In the late 1960s, Brown—a recent college graduate working for IBM and his real estate developer father—became entranced by wine while visiting a friend’s Napa winery. He fell so quickly and deeply into the barrel, he began doing things that raised eyebrows. “I never found anything I was so captivated by as winemaking,” he admitted. “I said to myself, ‘I don’t care what I’m giving up.’” First, Brown headed right back to school—new mortgage and all—puzzling friends and leaving a lucrative career in his wake. He studied both viticulture and oenology at Fresno State in the ’70s, when participating in both programs was almost taboo. “I felt like I had to sneak from one building to the other,” he joked.

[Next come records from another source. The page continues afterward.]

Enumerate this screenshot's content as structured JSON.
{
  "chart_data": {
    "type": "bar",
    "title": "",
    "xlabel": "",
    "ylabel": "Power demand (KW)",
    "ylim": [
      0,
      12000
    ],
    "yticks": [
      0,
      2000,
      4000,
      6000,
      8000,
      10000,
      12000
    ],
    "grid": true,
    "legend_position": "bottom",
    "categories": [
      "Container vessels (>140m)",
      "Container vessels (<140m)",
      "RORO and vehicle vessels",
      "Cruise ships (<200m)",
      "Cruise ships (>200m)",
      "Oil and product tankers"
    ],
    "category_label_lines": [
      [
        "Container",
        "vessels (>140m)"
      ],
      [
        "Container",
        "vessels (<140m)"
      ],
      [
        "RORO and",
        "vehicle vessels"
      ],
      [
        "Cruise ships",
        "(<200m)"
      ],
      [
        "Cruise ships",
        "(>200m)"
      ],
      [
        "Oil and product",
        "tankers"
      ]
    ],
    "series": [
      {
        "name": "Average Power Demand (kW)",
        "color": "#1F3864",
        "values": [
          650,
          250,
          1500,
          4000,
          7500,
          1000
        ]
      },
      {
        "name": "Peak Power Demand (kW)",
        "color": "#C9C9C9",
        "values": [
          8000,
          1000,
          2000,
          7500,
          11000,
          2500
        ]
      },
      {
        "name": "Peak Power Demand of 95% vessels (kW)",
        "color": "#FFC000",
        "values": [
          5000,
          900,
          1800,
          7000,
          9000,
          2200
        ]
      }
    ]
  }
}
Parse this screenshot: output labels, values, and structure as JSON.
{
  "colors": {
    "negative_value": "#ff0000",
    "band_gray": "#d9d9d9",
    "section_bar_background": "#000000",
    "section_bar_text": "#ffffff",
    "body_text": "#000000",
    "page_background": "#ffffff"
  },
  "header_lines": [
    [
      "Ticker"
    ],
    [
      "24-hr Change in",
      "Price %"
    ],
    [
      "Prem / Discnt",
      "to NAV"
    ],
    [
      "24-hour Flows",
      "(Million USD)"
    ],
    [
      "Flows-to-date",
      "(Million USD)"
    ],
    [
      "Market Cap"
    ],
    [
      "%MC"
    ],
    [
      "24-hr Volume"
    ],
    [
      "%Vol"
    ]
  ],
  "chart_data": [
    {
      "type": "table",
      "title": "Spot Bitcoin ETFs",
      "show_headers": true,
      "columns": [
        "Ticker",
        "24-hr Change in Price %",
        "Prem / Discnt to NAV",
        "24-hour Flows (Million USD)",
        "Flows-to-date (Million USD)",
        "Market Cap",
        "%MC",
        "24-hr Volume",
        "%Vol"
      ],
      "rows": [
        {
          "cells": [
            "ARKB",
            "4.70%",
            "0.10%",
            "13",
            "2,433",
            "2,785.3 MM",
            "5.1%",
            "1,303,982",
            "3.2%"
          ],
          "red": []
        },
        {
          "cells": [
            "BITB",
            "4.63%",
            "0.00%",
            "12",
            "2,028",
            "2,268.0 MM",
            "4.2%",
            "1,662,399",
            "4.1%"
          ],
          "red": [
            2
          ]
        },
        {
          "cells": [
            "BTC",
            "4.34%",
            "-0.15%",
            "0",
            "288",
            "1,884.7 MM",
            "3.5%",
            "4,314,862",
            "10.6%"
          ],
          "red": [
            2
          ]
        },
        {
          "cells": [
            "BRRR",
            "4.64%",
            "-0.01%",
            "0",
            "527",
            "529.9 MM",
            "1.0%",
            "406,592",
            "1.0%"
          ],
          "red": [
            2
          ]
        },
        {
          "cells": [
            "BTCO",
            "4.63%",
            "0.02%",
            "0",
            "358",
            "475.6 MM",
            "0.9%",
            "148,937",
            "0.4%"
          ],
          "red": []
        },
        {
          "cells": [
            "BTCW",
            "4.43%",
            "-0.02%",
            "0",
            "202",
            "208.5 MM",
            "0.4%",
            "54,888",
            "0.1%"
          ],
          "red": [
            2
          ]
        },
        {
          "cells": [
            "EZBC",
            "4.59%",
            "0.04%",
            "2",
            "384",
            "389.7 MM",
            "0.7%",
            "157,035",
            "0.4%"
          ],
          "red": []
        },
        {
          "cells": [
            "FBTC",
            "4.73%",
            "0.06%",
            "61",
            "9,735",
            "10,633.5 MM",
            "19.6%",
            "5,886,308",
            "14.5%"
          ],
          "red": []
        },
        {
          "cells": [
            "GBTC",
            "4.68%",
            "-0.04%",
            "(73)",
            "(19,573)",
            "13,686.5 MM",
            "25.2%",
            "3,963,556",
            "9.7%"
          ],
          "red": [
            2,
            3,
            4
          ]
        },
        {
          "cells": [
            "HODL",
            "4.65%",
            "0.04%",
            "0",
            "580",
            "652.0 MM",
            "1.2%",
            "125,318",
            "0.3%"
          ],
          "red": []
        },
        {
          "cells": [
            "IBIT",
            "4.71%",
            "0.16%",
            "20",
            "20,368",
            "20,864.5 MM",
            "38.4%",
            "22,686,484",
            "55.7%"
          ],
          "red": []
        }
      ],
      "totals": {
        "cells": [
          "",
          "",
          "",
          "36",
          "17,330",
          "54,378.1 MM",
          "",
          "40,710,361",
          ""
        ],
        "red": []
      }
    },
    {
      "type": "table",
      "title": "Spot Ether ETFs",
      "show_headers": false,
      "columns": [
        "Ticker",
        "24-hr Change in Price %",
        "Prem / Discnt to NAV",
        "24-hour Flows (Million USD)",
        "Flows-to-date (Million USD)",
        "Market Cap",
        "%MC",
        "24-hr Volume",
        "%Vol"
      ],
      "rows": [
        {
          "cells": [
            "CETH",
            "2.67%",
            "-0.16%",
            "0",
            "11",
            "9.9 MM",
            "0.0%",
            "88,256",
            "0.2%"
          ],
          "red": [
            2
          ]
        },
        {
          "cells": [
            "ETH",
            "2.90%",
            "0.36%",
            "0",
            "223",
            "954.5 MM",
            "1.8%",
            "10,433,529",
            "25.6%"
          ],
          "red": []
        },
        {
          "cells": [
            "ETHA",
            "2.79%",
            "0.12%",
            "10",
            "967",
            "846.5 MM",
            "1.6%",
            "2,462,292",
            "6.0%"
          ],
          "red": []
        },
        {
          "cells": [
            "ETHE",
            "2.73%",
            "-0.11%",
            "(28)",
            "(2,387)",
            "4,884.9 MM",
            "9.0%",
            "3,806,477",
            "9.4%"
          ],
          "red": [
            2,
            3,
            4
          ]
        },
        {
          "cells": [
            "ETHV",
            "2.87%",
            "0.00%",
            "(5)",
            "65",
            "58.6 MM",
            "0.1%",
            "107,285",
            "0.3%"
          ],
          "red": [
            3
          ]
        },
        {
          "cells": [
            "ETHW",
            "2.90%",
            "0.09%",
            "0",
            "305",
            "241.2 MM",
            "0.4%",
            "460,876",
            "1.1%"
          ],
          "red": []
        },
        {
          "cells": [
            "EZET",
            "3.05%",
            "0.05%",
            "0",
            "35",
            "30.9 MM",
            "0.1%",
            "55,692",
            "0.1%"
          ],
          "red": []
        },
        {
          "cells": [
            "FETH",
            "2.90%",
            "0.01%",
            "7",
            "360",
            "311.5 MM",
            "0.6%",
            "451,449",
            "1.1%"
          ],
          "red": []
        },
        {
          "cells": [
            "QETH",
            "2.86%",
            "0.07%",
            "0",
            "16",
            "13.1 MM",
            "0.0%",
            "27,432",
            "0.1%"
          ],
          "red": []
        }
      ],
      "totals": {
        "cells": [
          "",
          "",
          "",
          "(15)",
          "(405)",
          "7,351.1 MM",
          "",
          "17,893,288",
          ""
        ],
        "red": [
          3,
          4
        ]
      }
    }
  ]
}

In 1977, when Santa Barbara could count the number of its wineries on one hand and Brown was still in school, Marshall Ream of Zaca Mesa hired him to design, equip, and staff the new winery. In this way, Brown mentored dozens of winemakers who are now considered pioneers in their own right, like Jim Clendenen of Au Bon Climat and Qupé’s Bob Lindquist, who started out as Zaca Mesa’s tour guide. Coincidence or not, Brown’s wine career and the Santa Barbara wine industry flourished together as Zaca Mesa’s excellent reviews brought praise to the region.

After a few years, feeling uneasy about Zaca Mesa’s immoderately fast expansion, Brown moved on to build his own Byron winery (his full name is Byron Kent Brown) while still making wine for Zaca Mesa. In 1990, with Byron as successful as he could ever hope, Brown sold the winery to the Mondavi family, who kept him in charge and went public. “It was really amazing for six or seven years,” he said. “We were spending money like there was no tomorrow.”

However, when the dot-com recession of the late 1990s set in, Brown soon watched the Mondavis experience what had happened at Zaca Mesa—pushed beyond the limits of its growth, the winery began to crumble from within. So, without abandoning Byron, Brown started a new winery with his wife, Deborah, under his own name.

“I just decided I was too passionate about the winemaking process to get caught up in this corporate thing,” he explained. “Corporations have a different mentality than individual entrepreneurs do. For us, a big part of the return is the lifestyle.”

The Browns keep Ken Brown’s production at 2,500 cases, and easily resist any temptation to grow, especially keeping in mind that scarcity breeds value. After sharing a winery with Ampelos for a few years, Brown now excitedly makes wines at the new cutting-edge Terravant Wine Center in Buellton. He enthuses about how the large, glossy vintners’ co-op allows small winemakers like him to use superior facilities without having to make hefty capital investments. At Terravant, “small wineries can come in and use the best equipment without having to buy their own,” he explained. “It’s so cool to be able to know what the case costs are before making the wine.”

As crucial as having state-of-the-art equipment is to Brown, he spends an extraordinary amount of time in the vineyards. He only buys fruit via acreage contracts in lieu of tonnage ones. Doing so puts his name on specific rows of vines that he can be meticulous about. He delights in working with the vineyard crew, who he jokes know him for being nitpicky.

Indeed, Brown is even thorough while pouring his wines, referencing topographical maps to elucidate each wine’s vineyard and terroir. He emblazons the maps on his walls like parents show off photos of their children, and knows every groove of the vineyards’ landscapes as a parent know the dimples on their infant’s cheeks.

This appreciation for the land is another reason Brown remains so modest. As much ingenuity and devotion as he has contributed to Santa Barbara wine, he believes the region has become world-class “because we really have wonderful grapes to work with.” But, he added, “It’s also because we know we have the ability to make really good wines that we put the extra effort into winemaking.”